Question

Given: △ABC, D∈ AC m∠ABC=m∠BDA AB=2, AC=4 Find: AD and DC

Answer 1

AD = 1

DC = 3

Explanation:

First, we know that ∠ABC = ∠BDA, because it is stated in the problem. We also know that ∠A = ∠A, because that angle is common in both angles. To better visualize this, there is a picture below. Therefore, ΔABC is similar to ΔBDA. We are also aware of the fact that AB = 2, and AC = 4. Therefore, the ratio of similitude is 1:2.

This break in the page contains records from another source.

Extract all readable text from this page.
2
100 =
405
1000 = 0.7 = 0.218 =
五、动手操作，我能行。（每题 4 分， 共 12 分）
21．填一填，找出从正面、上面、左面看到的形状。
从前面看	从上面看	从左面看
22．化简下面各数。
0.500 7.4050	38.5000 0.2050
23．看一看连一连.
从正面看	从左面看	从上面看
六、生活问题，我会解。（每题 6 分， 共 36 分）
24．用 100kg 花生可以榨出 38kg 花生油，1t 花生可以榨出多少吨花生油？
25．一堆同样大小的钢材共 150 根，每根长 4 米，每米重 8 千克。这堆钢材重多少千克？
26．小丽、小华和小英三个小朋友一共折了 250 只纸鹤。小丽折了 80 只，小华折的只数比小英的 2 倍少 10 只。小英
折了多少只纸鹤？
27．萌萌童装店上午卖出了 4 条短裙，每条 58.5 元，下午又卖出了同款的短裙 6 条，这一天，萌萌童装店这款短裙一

Since the two triangles are similar, side AB is proportionate to side AC, side AD is proportionate to side AB, and side BD is proportionate to side BC.

Using this fact and the ratio of similitude, we can write the following ratio:

AD:AB = 1:2

We can substitute 2 for AB in this ratio, and we find that AD = 1.

Since AD + DC = AC, and AC = 4, DC = 3.

Answer 2

The value of AD=1 and DC=3

Explanation:

Given: ΔABC, D∈ AC m∠ABC=m∠BDA, AB=2, AC=4

Diagram: Please find attachment.

To find: AD=? and DC=?

Calculation:

In ΔABC and ΔADB

∠ABC=∠ADB (Given)

∠A=∠A (Common)

Therefore, ΔABC ≈ ΔADB by AA similarity

If two triangles are similar then ratio their corresponding sides are equal

Therefore,

`(AD)/(AB)=(AB)/(AC)`

where, AD=?, AB=2, AC=4

`(AD)/(2)=(2)/(4)`

`AD=(2* 2)/(4)=1`

AD=1

AD+DC=AC

1+DC=4

DC=4-1

DC=3

Hence, The value of AD=1 and DC=3